EdTech

The EdTech Shift: Why Curated Course Marketplaces Are Gaining Ground on Catalog-Bloat Platforms

The EdTech Shift: Why Curated Course Marketplaces Are Gaining Ground on Catalog-Bloat Platforms

The online education industry is worth more than $400 billion, and it has a quiet problem: there are too many courses.

Walk into any of the large open marketplaces and search for a skill — “copywriting,” “trading,” “Python” — and you are met with thousands of results. One search for a single topic can return upwards of 14,000 courses. For a buyer, that is not abundance. It is paralysis.

The numbers bear it out. Completion rates across major MOOC platforms hover between 5 and 15 per cent. Most people who buy an online course never finish it. Industry research points to the same culprits: decision fatigue at the point of purchase, and buyer’s remorse shortly after. When every course looks plausible and nothing is vetted, the buyer carries the entire burden of judgment — and most buyers are not equipped to evaluate a curriculum they have not seen.

A newer category of platform is betting that the fix is not more choice, but less.

Curation as the product

Curated course marketplaces invert the open-catalogue model. Instead of accepting unlimited submissions and letting the search sort it out, they review and approve each course before it is listed. Categories stay deliberately narrow. The catalogue is a shortlist, not a search index.

The logic is straightforward. If a platform has already separated the good courses from the noise, the buyer’s job shrinks from “evaluate 14,000 options” to “pick one of five.” That is a problem an ordinary buyer can actually solve.

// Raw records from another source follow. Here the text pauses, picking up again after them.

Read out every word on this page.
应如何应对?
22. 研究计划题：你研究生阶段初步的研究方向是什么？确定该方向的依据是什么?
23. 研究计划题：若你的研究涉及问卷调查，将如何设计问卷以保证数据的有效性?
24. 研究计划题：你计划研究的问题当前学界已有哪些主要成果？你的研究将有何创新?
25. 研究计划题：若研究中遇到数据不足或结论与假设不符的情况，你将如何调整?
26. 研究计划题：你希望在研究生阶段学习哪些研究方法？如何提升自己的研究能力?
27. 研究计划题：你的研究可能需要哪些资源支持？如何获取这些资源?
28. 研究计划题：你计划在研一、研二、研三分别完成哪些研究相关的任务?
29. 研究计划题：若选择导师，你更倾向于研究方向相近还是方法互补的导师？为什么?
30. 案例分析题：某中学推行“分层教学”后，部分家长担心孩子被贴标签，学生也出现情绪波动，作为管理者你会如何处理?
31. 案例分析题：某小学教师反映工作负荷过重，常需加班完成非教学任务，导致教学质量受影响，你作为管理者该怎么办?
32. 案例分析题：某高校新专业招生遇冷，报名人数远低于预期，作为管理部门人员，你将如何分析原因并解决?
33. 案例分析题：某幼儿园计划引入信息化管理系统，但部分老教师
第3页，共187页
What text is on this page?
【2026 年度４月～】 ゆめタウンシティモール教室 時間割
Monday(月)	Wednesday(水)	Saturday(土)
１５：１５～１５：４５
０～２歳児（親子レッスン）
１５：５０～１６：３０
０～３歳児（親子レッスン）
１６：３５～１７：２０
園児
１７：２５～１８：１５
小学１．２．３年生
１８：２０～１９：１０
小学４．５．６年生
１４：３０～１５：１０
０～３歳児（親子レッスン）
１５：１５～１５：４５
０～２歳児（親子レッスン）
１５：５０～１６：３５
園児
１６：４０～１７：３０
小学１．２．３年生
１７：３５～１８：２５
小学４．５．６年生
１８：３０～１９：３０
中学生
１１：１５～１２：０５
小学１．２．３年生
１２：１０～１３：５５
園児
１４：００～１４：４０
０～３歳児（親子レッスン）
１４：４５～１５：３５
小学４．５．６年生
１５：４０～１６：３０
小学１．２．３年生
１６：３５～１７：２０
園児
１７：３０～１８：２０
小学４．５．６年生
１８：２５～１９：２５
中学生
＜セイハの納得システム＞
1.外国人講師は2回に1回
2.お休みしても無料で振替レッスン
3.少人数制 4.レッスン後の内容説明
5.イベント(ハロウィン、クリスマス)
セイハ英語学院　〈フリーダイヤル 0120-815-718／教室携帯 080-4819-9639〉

Learzo, a curated marketplace for online courses in business, marketing, trading, and personal development, is one example of the model. Every course is reviewed before listing, and the platform uses one-time pricing rather than subscriptions — buyers own what they purchase rather than renting access for as long as they keep paying.

The subscription-fatigue factor

That reflects a broader shift in buyer behaviour. Subscription pricing has spread across nearly every category of software and media, and a measurable share of consumers are pushing back. In learning specifically, the subscription model has an awkward edge: a student who stops paying loses access to the education they have already partly completed.

One-time purchase reframes the transaction. The course becomes an asset the buyer keeps — re-watchable in a year, or in five. For buyers experiencing subscription fatigue, that certainty is part of the appeal.

What it means for the market

None of this makes the open marketplaces obsolete. Scale, price competition, and breadth remain real advantages, and the largest platforms are not going anywhere. But the rise of curated alternatives signals that online learning is maturing past its first phase, where the priority was simply getting as many courses online as possible.

The next phase looks different. As the catalog of available courses keeps growing, the scarce resource is no longer content — it is trust. Buyers increasingly want someone to have done the vetting before they reach for their wallet. The platforms that win the next decade of edtech may be the ones that treat curation, not catalog size, as the core product.